While the City cannot control how much housing is produced, it can control the regulations surrounding housing to increase Santa Clara’s ability to achieve the 11,632 units benchmark. City staff says it is considering the following:
- Increase general plan growth capacity;
- Create new areas for residential uses through long-range plans;
- Loosen some Accessory Dwelling Units (ADUs) regulations;
- Update the zoning code to streamline development review process;
- Possibly amend housing ordinance to encourage the creation of more affordable units through the development process.
One concerned community member also suggested the City take a look at legal non-conforming use properties as a potential for growth.
“Why can’t we take this opportunity with the housing element update to address this situation of legal non-conforming use properties that have housing on them to work with us to allow us to be able to provide much needed affordable housing and allow it to be preserved, improved and intensified?” asked Dave Vieria of Lafayette Street.
Kalisha Webster with Housing Choices asked the City to put in more details about what it will do to address fair housing needs, specifically people with disabilities and the homeless.
Long range plans have placed the City of Santa Clara in a good position to date. City staff says projects like the El Camino Real Specific Plan, Downtown Precise Plan, Tasman East, Patrick Henry Drive and Freedom Circle Focus Area have the potential to create 16,000 units.
Commission Approves Expansion of Vidyarambh Preschool & Afterschool
Commissioners voted unanimously to approve an amendment to the existing use permit for the Vidyarambh Preschool & Afterschool located at 2931 El Camino Real at the old site of Summer Winds Nursery. The expansion will allow the school to add a modular building to house five classrooms, a staff room and kitchen. The modified use permit will also allow for the expansion of the outdoor activity area and add parking spaces.
Commissioner Lance Saleme noted that this preschool is a good example of what the Commission would like to see when it comes to outdoor play spaces for childcare facilities.

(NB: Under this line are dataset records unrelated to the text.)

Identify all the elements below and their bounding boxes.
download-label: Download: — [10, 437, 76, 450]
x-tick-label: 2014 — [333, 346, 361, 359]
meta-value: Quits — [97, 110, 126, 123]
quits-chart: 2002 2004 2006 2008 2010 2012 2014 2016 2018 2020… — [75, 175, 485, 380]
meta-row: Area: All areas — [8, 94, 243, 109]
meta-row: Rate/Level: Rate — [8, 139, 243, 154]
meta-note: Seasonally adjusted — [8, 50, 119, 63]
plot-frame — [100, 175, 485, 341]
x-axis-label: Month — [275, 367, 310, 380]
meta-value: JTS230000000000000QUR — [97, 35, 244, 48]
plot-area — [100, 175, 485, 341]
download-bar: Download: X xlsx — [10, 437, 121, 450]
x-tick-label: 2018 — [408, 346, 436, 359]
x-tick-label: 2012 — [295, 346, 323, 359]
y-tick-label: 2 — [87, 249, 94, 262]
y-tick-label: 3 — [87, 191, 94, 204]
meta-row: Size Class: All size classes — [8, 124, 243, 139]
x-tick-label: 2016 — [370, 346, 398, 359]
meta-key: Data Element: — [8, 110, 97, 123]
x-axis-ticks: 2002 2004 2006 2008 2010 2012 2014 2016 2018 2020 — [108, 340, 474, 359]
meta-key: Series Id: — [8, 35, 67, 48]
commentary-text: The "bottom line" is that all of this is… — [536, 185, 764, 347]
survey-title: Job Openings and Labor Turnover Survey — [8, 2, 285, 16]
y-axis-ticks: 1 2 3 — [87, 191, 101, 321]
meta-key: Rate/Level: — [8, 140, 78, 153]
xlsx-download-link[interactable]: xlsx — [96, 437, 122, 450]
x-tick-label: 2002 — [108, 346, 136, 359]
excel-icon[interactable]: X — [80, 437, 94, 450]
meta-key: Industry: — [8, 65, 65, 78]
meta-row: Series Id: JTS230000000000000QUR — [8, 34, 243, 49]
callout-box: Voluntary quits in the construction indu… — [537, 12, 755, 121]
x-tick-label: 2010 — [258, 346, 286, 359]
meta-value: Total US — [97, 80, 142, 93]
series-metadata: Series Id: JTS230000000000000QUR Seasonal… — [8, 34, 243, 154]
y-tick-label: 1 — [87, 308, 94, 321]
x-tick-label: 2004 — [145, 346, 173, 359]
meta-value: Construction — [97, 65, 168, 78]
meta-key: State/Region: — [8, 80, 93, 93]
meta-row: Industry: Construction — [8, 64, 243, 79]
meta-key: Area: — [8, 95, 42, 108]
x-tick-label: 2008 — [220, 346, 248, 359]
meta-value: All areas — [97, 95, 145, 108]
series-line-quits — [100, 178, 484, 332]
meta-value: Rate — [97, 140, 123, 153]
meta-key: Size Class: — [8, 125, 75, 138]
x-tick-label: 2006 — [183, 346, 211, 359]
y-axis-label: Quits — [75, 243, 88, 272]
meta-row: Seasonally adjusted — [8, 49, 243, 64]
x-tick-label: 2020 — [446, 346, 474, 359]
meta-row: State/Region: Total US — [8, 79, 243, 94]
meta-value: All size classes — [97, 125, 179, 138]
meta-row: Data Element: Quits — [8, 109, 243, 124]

“Some of the car intrusion prevention, the posts that are out there, the heavy-duty nature of the fence, it’s probably worthy of note that this a good example for other, similar facilities, of how to do outdoor right,” said Saleme.
Commission Approves Sale and Consumption of Alcohol at Happy Hooligans
The Commission approved an ABC license for the Happy Hooligans restaurant at 1686 Lafayette Street with the added condition that alcohol only be served during the operation hours of seven days a week, 11:30 a.m. to 8:30 p.m.
Study Session on Park Lift Technology
Members of the Planning Commission pre-approved funds to pay for training about park lift technology.
Currently, there are no planning matters to be discussed at the Oct. 13 meeting. City staff will attempt to schedule the park lift technology training for then. If it cannot, the Oct. 13 meeting will be canceled.